The relationship present between a financial institution and that of the deposits it receives from its clients can be seen similar to that of a marriage agreement. One simply cannot work without the other.
As we economists know, financial intermediaries make their profits through the deposits that are made.
It’s a simple marriage agreement you see.
Let us observe from a very simple perspective; a couple meets, courts and falls in love, subsequently both commit to each other and unify themselves in the form of holy matrimony. This union yields the birth of an offspring or two (loans, investments), their offspring are cared and nurtured for as private investment until they are old enough to bear fruit of hard labor and become a mutual return of investment to the union of both man and woman (in this case profit), man and woman live happily ever after till death do them part.
Quite a fairy tale ending wouldn’t you agree? However, that is not usually how these interactions work.
In reality the tango which occurs between financial intermediaries and deposits made by clients is not as simple. Yes—both agree on how deposits and transactions must be carried out. Yes— both want the best return on their investment; both want a stable relationship where fruition with respect to investment is in the interest of both parties; and finally, yes—both parties would rather they not have to look far for their continual existence as a single entity. As you can see, a financial intermediary bases somewhat of its existence on the deposits it receives as this gives it transaction capabilities. Similarly, depositors require financial intermediaries as a secure way of handling their wealth with a sense of security.
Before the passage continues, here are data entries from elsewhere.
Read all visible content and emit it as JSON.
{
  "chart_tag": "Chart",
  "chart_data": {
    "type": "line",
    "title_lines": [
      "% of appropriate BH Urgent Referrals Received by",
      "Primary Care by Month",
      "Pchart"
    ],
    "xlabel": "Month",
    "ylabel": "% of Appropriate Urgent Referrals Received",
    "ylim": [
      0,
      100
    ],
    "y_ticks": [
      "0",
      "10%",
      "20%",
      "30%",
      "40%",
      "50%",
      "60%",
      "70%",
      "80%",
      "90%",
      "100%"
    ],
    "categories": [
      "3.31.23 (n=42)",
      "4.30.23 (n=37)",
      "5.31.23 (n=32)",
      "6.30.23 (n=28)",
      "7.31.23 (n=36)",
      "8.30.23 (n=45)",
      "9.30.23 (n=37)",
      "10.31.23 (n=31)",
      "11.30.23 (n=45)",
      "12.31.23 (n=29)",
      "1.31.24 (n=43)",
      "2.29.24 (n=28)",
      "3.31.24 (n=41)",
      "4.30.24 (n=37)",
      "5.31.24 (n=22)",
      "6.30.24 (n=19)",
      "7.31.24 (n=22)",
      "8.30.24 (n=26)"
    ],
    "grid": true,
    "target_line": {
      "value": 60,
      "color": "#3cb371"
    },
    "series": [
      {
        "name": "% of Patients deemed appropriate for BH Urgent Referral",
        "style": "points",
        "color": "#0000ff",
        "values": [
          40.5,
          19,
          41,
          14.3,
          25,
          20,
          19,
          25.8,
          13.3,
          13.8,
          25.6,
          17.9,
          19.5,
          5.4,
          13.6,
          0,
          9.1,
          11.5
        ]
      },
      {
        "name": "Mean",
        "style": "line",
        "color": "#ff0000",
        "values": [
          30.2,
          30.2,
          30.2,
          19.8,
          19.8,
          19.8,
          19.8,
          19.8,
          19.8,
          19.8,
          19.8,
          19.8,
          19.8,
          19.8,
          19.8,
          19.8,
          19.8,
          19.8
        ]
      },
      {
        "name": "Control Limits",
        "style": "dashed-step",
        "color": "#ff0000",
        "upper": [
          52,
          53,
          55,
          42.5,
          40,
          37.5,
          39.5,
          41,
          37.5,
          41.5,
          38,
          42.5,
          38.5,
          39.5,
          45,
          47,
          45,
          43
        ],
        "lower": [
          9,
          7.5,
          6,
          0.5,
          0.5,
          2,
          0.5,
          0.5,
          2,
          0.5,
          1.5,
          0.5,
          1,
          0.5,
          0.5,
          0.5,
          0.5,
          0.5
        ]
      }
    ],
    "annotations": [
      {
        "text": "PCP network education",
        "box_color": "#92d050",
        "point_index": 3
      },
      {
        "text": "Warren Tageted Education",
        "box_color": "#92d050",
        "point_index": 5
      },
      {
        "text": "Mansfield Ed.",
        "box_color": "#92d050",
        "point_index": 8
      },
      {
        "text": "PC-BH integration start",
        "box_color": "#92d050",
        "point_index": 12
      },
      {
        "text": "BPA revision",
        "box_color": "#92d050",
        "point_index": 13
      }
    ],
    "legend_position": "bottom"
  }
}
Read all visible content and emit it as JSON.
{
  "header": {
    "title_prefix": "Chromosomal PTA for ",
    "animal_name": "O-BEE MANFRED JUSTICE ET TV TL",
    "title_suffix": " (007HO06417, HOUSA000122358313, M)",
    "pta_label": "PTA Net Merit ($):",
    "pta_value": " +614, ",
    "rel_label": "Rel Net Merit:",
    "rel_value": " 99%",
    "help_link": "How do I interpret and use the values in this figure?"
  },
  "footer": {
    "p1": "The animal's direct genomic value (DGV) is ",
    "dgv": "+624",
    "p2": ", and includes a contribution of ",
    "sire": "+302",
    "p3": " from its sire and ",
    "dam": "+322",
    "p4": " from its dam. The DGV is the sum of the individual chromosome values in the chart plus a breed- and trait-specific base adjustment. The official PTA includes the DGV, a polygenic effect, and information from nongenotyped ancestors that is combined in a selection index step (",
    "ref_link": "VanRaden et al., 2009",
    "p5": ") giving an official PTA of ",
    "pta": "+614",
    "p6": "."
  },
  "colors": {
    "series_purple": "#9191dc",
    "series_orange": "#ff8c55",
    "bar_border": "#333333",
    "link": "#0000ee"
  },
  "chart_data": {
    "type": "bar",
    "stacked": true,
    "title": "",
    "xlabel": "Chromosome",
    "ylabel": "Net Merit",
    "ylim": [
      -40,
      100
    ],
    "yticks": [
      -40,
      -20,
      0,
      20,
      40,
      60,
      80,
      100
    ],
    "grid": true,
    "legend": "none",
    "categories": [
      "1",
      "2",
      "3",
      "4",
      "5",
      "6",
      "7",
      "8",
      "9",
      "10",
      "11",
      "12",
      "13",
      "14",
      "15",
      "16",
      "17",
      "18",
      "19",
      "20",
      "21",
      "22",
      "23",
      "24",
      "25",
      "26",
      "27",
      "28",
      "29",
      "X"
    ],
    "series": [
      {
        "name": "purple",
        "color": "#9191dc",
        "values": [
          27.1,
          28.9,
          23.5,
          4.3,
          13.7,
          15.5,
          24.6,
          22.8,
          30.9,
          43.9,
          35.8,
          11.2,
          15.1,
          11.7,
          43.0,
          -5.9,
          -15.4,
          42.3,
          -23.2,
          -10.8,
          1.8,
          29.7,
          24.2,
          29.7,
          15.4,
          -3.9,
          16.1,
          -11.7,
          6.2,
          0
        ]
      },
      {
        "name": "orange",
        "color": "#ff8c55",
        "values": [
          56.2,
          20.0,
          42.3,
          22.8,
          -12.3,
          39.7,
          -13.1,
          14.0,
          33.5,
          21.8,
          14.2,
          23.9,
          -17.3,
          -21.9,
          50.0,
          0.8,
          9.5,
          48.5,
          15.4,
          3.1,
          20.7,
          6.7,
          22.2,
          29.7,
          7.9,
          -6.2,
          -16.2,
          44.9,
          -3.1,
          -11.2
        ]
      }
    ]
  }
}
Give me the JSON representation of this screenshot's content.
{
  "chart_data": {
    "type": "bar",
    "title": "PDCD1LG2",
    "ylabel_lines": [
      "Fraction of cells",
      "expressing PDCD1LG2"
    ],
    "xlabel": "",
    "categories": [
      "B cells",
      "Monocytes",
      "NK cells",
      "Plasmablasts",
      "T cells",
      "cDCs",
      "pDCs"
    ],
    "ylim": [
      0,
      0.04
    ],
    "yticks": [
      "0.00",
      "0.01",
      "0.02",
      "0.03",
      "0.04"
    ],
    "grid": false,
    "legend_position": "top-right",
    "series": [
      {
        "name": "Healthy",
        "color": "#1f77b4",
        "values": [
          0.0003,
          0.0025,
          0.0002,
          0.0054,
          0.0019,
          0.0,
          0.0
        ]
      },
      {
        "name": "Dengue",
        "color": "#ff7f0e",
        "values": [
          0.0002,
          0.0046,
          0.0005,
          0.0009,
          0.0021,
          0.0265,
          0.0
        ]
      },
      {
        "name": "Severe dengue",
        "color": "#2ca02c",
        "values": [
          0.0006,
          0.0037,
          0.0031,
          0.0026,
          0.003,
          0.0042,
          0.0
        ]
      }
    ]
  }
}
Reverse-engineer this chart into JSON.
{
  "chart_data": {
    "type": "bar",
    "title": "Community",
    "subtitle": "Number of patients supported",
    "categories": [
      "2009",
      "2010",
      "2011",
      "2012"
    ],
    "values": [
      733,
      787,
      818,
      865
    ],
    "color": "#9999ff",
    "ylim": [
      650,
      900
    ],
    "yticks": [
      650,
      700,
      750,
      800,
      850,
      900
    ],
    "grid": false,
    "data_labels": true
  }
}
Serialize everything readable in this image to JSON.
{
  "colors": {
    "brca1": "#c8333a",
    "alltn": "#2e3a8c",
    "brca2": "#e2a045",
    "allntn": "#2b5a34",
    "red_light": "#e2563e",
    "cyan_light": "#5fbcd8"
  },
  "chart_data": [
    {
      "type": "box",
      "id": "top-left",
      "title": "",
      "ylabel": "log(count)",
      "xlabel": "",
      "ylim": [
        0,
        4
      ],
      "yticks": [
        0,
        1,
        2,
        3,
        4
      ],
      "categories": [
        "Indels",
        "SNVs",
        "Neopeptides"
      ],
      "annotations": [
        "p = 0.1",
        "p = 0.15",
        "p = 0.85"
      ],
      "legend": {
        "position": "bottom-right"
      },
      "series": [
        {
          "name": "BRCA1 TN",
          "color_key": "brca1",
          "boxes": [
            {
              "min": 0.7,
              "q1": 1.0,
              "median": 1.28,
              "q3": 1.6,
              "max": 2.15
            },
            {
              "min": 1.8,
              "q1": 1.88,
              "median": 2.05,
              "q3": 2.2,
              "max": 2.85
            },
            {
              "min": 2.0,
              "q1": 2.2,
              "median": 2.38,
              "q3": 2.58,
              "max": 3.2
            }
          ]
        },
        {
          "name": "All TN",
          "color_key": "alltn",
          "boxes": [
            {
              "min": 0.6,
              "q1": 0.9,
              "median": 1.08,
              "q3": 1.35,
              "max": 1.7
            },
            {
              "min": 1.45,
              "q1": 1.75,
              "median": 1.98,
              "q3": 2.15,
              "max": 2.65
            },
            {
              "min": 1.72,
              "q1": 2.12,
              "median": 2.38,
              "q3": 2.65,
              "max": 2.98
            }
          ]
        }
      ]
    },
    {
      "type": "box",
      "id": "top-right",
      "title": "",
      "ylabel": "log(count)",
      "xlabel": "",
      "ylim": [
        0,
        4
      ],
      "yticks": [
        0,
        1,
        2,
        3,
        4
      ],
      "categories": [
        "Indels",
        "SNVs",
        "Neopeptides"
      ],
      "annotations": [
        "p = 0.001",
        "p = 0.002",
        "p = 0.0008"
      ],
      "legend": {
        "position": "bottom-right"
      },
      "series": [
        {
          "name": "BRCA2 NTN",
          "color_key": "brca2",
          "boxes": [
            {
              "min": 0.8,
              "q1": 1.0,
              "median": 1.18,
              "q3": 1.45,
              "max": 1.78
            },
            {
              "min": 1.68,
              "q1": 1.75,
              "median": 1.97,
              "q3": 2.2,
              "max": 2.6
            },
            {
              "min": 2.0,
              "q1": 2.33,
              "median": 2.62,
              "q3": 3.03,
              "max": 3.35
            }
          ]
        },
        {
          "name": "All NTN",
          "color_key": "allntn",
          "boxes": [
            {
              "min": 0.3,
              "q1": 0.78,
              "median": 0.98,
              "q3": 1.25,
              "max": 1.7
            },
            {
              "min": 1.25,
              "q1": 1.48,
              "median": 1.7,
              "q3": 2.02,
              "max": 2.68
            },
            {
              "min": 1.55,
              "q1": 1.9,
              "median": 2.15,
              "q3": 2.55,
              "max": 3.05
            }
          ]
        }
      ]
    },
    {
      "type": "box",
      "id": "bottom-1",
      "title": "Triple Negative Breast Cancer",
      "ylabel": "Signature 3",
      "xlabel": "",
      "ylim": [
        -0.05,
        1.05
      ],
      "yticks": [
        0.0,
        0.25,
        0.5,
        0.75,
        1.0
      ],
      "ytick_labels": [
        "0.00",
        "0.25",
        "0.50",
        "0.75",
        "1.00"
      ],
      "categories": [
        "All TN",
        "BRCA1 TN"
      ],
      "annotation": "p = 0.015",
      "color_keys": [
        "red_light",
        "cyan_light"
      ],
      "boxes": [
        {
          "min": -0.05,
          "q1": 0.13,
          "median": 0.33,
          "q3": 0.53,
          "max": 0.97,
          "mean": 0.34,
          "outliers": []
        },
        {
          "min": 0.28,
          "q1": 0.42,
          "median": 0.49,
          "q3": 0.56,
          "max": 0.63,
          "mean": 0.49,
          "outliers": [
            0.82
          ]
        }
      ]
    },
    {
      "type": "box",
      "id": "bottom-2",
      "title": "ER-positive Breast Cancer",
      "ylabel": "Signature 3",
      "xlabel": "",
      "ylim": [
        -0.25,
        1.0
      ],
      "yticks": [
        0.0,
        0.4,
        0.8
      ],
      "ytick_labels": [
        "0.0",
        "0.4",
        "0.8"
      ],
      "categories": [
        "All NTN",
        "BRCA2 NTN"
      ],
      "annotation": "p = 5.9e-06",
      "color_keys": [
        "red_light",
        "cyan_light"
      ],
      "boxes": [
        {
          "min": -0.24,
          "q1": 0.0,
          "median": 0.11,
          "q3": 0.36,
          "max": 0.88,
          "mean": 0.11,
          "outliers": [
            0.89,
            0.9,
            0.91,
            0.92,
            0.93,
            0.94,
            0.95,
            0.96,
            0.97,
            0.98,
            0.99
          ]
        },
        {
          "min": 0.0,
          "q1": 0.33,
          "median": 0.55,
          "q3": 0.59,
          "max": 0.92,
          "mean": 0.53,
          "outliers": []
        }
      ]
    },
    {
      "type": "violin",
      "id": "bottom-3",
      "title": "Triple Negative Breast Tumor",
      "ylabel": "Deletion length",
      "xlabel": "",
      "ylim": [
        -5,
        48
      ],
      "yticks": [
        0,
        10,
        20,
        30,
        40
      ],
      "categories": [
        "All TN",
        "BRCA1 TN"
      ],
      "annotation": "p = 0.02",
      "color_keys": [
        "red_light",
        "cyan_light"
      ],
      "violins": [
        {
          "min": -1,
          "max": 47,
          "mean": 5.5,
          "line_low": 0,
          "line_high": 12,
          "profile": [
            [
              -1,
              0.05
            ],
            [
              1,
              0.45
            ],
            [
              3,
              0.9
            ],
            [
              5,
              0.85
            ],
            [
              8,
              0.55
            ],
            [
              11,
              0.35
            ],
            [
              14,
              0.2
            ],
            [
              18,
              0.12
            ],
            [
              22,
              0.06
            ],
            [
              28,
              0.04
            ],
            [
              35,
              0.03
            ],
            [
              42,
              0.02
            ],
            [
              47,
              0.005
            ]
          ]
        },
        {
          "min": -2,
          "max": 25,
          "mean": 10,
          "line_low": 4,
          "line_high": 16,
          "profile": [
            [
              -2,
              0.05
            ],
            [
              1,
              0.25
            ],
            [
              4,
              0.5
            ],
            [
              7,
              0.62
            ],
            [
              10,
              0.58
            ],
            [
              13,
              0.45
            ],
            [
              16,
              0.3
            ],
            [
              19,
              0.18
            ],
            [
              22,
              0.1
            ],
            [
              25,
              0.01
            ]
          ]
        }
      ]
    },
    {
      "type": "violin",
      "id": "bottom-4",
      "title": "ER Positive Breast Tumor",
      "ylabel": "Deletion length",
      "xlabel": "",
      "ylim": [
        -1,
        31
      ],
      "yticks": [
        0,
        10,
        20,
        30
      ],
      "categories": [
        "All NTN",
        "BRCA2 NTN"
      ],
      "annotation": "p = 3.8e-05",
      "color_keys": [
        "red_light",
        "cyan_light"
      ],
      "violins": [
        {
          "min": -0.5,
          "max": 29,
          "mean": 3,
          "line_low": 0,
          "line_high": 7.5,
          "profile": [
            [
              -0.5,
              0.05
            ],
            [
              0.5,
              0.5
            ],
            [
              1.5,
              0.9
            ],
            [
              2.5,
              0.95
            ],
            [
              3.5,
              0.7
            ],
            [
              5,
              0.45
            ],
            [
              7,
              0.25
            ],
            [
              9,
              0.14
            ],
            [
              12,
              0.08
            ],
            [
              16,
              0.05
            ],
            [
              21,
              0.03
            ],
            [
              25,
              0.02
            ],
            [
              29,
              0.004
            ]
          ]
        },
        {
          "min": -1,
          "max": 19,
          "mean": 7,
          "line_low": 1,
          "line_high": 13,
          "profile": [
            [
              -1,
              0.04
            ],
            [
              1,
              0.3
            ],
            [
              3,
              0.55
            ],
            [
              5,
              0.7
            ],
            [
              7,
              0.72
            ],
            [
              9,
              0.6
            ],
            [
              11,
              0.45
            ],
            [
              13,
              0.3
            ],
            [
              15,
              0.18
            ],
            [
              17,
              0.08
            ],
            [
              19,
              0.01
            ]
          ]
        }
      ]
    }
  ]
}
But as in the most classic of love stories, questions such as the following persist, “is this the real deal?”, “what if?”, and just like that before any matrimonial bliss is entered, both parties have to be assured that their interests going in are rightfully protected. In this case, I talk of the importance of a pre-nuptial agreement (‘Pre-Nup’) as deposit insurance. You would literally not want to give your life to someone without some sort of back-up or collateral just in case of a defunct. This is why the importance of a deposit insurance cannot be downplayed. A deposit insurance gives both parties a safety net; in both instances the financial intermediary will be able to pay off its depositors; as a result, depositors will not be left without any form of compensation in case of a defunct by any financial intermediary due to a bad investment.
So the question is, why is there mutual love between these two? Deposit insurance—that’s why. No one goes into any contractual agreement in this day and age without some sort of collateral.